On 11 May 2022, the Supreme Court of Victoria handed down its decision in Re Intellicomms Pty Ltd (in liq) [2022] VSC 228. The case concerned an application by the liquidators of Intellicomms Pty Ltd (in liq) (“Company”) for relief in relation to an asset sale agreement entered into immediately prior to the winding up of the Company. The substantive provisions of the new anti-phoenixing laws recently introduced into the Corporations Act 2001 Cth (“Act”) were considered for the first time.

Background

Prior to liquidation, the Company operated a business which provided translation services to commercial businesses. On 8 September 2021, the Company entered into an agreement (“Sale Agreement”) to sell some of its business assets to Tecnologie Fluenti Pty Ltd (“TF”), a company incorporated two weeks prior.  The sole director and shareholder of TF was the sister of the Company’s sole director, Ms Haynes, and the Company’s former financial and payroll administrator.  The amount payable to the Company pursuant to the Sale Agreement was effectively $20,727.17.  This amount was purportedly based on a number of valuations obtained by Ms Haynes between February 2021 and September 2021.

Immediately after the Sale Agreement was entered into, Ms Hayes caused the Company to be placed into a creditors’ voluntary liquidation.

The Liquidators sought orders that the Court declare the Sale Agreement a creditor-defeating disposition within the meaning of s 588FDB of the Act, and a voidable transaction within the meaning of s 588FE(6B) of the Act.

The anti-phoenixing provisions

Section 588FDB(1) of the Act provides that a disposition of company property will be creditor-defeating if:

  • the consideration payable was less than the lesser of the market value of the property and the best price that was reasonably obtainable for the property; and
  • the disposition has the effect of preventing, hindering or delaying the property from becoming available for the benefit of creditors.

Section 588FE(6B)(a) of the Act provides that a creditor defeating disposition is voidable if the remaining criteria in subsections (6B)(b) and (c) are satisfied (i.e. the company was insolvent at the relevant time or became so because of the transaction).

The Decision

The Court rejected the submission by senior counsel for TF that the Liquidators were required to establish sufficient evidence on which the Court could determine an actual monetary value and the best price reasonably obtainable in respect of the assets. Rather, the Court held that the Liquidators merely had to establish that, “on the balance of probabilities, the consideration payable under the Sale Agreement was less than both limbs in s 588FDB” (at [235]). The Liquidators were successful in doing so.
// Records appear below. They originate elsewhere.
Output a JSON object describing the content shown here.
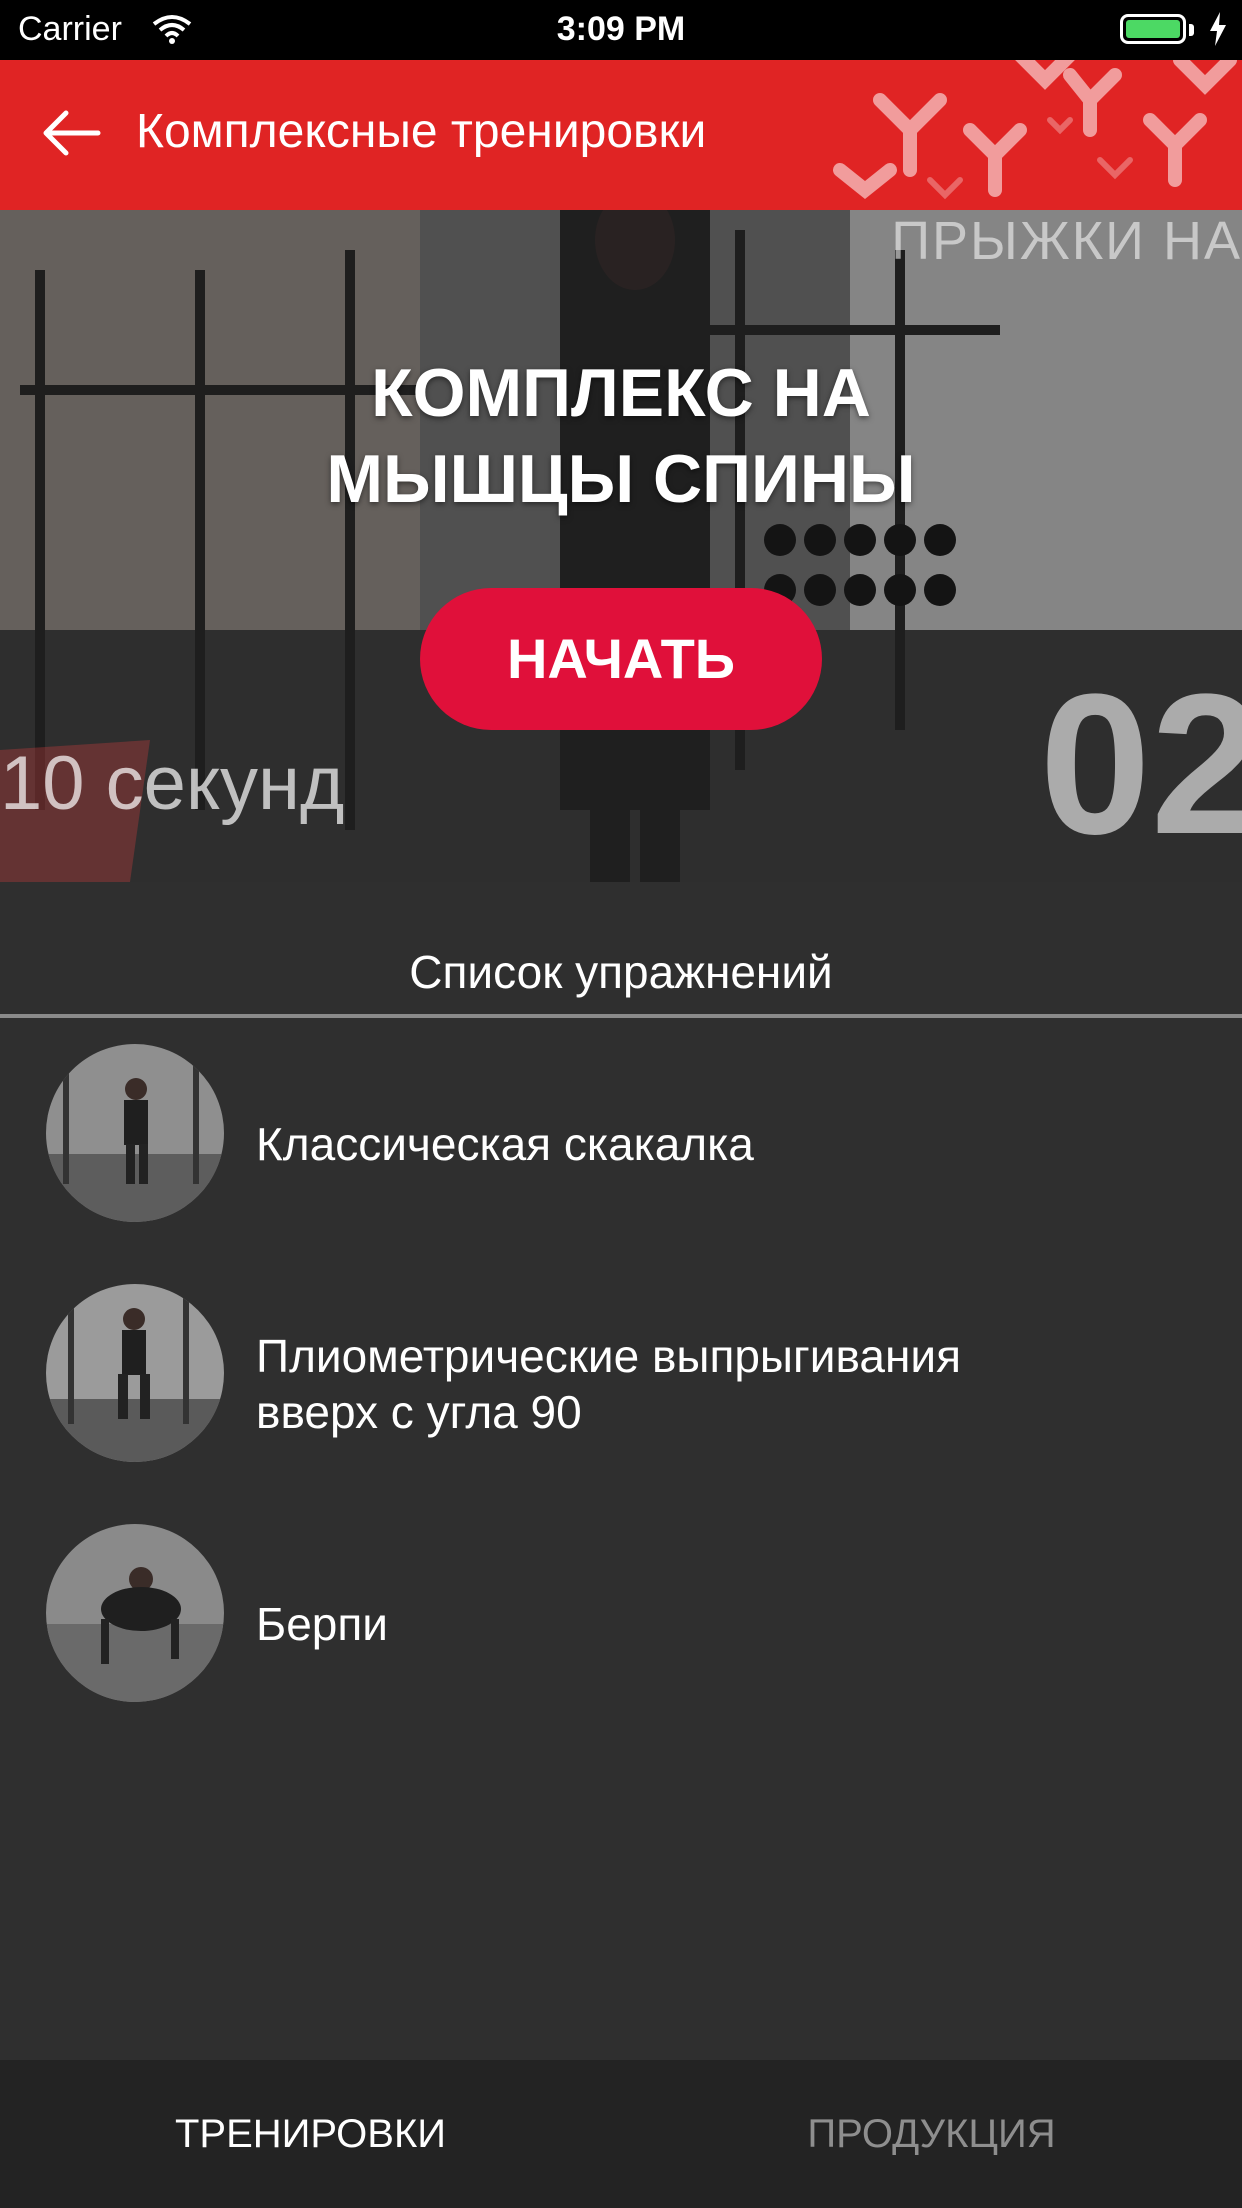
{
  "status_bar": {
    "carrier": "Carrier",
    "time": "3:09 PM"
  },
  "navbar": {
    "title": "Комплексные тренировки",
    "back_icon": "arrow-left-icon",
    "accent_color": "#e02424"
  },
  "hero": {
    "headline_line1": "КОМПЛЕКС НА",
    "headline_line2": "МЫШЦЫ СПИНЫ",
    "start_label": "НАЧАТЬ",
    "overlay_top_text": "ПРЫЖКИ НА",
    "overlay_seconds_number": "10",
    "overlay_seconds_word": "секунд",
    "overlay_big_number": "02",
    "button_color": "#e0103a"
  },
  "exercise_list": {
    "header": "Список упражнений",
    "items": [
      {
        "line1": "Классическая скакалка",
        "line2": ""
      },
      {
        "line1": "Плиометрические выпрыгивания",
        "line2": "вверх с угла 90"
      },
      {
        "line1": "Берпи",
        "line2": ""
      }
    ]
  },
  "tab_bar": {
    "tabs": [
      {
        "label": "ТРЕНИРОВКИ",
        "active": true
      },
      {
        "label": "ПРОДУКЦИЯ",
        "active": false
      }
    ]
  }
}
In particular, there was evidence before the Court that a major creditor of the Company, “QPC,” was prepared to pay between $500,000 – $1,000,000 for the assets in question.  This was preferred to the values set out in the prior valuations obtained by Ms Haynes, which the Court found to be self-serving and based on forecasted revenue inputs which varied “on whim” by Ms Haynes.  Further, despite QPC’s interest, there was no attempt by the Company to put the sale to an open-market, and that the sale was “negotiated in secret” thereby depriving QPC of the opportunity of purchasing the assets.

The Court was also satisfied that the disposition of the Company’s assets under the Sale Agreement had the effect of preventing the property from becoming available for the benefit of the Company’s creditors.

Ultimately, the Court found the Sale Agreement to be a “brazen and audacious example” of a phoenix transaction.  Accordingly, the Court ordered that the Sale Agreement be declared void, despite the significant difficulties this would create for TF, including the purported impracticability associated with the re-transfer of the impugned assets.

Take-Aways

  • The Courts’ first consideration of section 588FDB and subsection 588FE(6B) bode well for liquidators seeking to claw back the disposition of assets in the context of illegal phoenixing.
  • Liquidators must establish that, on the balance of probabilities, the consideration payable under a sale agreement was less than the market value and best price reasonably obtainable for the assets at the time of the transaction.